Il est donc ici question de la pièce pour alto (cordes), piano et clarinette, Hommage à R. Sch.
Ce que je veux en retenir ici c’est une sorte de variation sur la voix intérieure avec trois entités : ce que Dumézil appelle l’audition thymique, sorte d’audition intérieure du héros homérique lorsqu’il entend les paroles des dieux ; rapproché d’une particularité saisissante et de moi jusqu’ici inconnue de la partition de l’Humoresque de Schumann, où, entre les deux portées de main gauche et de main droite, il y a à un moment donné une troisième portée, avec indication Innere Stimme, autrement dit voix intérieure. Il ne s’agit pas de jouer matériellement cette phrase en valeurs longues, blanches et noires, mais de la jouer intérieurement en même temps que les deux mains. Toute personne qui pratique un peu un instrument de musique sait intuitivement que cela peut avoir une grande influence sur le jeu lui-même. Comme une sorte de fantôme informant la mélodie, idée émouvante et très excitante. Chez Kurtág, le procédé est le suivant : écrire des paroles sous un instrument soliste ; il n’y aura évidemment personne pour « chanter » ce texte mais là encore le phrasé de l’instrument en sera comme informé, marqué. « Ces indications sont dépourvues de mise en œuvre sonore, au sens courant du terme. Il n’y a pas d’ "incarnation sonore". Ces textes s’inscrivent en filigrane ; ils sont destinés à être énoncés intérieurement. Mais on peut supposer que leur présence inaudible en tant que telle se fait sentir de manière diffuse, ténue, indéfinissable [inafferando, dit Scriabine sur la partition du Poème op. 32 n° 1] – mais capitale. Audition thymique peut-être. » (p. 237)

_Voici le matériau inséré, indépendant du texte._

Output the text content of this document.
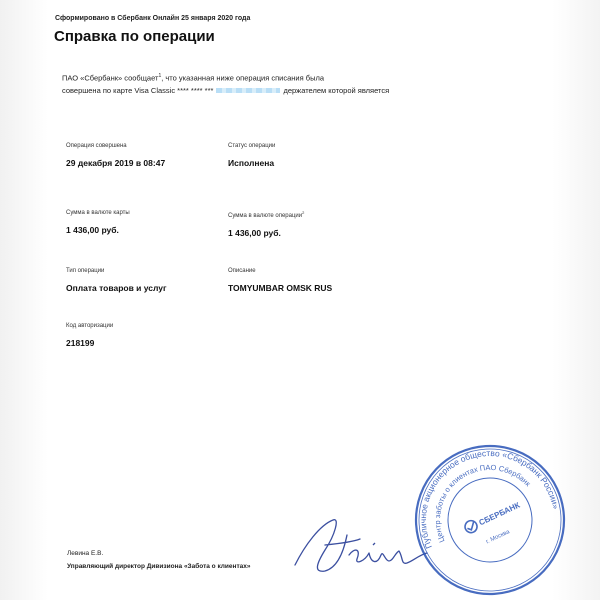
Сформировано в Сбербанк Онлайн 25 января 2020 года
Справка по операции
ПАО «Сбербанк» сообщает$^1$, что указанная ниже операция списания была
совершена по карте Visa Classic **** **** ***	держателем которой является
Операция совершена
29 декабря 2019 в 08:47
Статус операции
Исполнена
Сумма в валюте карты
1 436,00 руб.
Сумма в валюте операции$^2$
1 436,00 руб.
Тип операции
Оплата товаров и услуг
Описание
TOMYUMBAR OMSK RUS
Код авторизации
218199
Левина Е.В.
Управляющий директор Дивизиона «Забота о клиентах»
Публичное акционерное общество «Сбербанк России»
Центр заботы о клиентах ПАО Сбербанк
СБЕРБАНК
г. Москва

Le livre regorge d’exemples musicaux et je découvre comment la notation contemporaine a évolué par rapport à celle, toute classique que je connais et pratique quotidiennement ! Avec notamment ses signes qui signifient qu’il faut jouer avec la paume de la main ou le coude !
Mots et musique
Aus die Ferne, écrit souvent Sch. (Schumann) en tête de ses partitions, perdendosi, dit-on lorsque le son doit s’amenuiser aux limites de l’extinction.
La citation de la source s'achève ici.